Yudhistira, sang pemimpin, kembali menatap mata para saudara dan rekan serta sahabat-sahabatnya dari kelompok dan klan gandharwa. "Di masa dahulu semua pesaing bisnis kita gentar ketika masuk ke Wanamarta. Para bhuta, para batara, apalagi keluarga Bharata dan Kuru,” jelas Yudhistira sebagai pengingat kehebatan dan hubungan mereka di masa lalu. Suaranya sedikit bergetar karena penuh dengan emosi yang ditahan agar tak meluap-luap apalagi meledak-ledak. Jim dan gandharwa tak mungkin dapat dipisahkan baik secara sejarah maupun emosi.
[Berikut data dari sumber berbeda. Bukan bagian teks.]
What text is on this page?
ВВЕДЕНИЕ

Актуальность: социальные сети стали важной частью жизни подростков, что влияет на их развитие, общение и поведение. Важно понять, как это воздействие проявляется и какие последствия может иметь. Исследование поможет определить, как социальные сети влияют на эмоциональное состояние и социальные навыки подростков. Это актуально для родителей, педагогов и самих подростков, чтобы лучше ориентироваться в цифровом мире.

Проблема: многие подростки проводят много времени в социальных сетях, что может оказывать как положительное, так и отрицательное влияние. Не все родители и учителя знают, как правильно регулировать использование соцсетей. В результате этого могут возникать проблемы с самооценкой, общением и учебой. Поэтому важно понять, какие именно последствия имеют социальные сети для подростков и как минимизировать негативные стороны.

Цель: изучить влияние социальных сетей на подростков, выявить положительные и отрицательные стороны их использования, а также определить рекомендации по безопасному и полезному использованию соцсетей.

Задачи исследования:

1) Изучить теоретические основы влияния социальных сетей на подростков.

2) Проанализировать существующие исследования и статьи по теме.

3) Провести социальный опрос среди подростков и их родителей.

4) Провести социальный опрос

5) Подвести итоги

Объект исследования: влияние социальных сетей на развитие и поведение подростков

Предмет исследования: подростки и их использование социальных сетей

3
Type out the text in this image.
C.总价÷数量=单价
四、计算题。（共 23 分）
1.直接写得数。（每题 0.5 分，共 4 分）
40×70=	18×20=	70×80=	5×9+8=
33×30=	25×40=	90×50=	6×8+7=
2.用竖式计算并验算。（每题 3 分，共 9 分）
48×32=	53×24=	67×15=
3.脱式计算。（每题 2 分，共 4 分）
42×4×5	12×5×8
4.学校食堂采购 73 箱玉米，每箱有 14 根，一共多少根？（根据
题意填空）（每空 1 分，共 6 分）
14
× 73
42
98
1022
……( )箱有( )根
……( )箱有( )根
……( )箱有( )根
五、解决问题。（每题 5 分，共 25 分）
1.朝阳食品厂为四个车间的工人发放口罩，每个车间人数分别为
Tak lama, sang pemimpin yang memiliki wibawa luar biasa itu kemudian melanjutkan, “Kita memang mungkin memiliki banyak kelemahan, kita juga bukan yang terkuat, tapi bukan berarti kita tidak punya aturan dan moral code yang harus diikuti dan ditaati oleh semua anggota klan kita ini. Sudah sedari lama kita memahami dan mengerti dengan baik bahwa para kelompok dan keluarga utama bhuta jelas bukan pemimpin yang baik atau bijak, dan bisa diandalkan. Mereka tidak sekadar brengsek, bejat dan tak memiliki aturan main sehingga semua ciri itu membuat mereka tak pantas untuk dihormati. Namun mereka juga dungu dan sembrono. Kebodohan mereka menutupi kebijakan dan kebijaksanaan yang entah mereka miliki atau tidak," jelas Yudhistira panjang lebar. Sebuah penjelasan yang masih ditujukan dan diarahkan kepada klan gandharwa, saudara seperjuangan kaum jim.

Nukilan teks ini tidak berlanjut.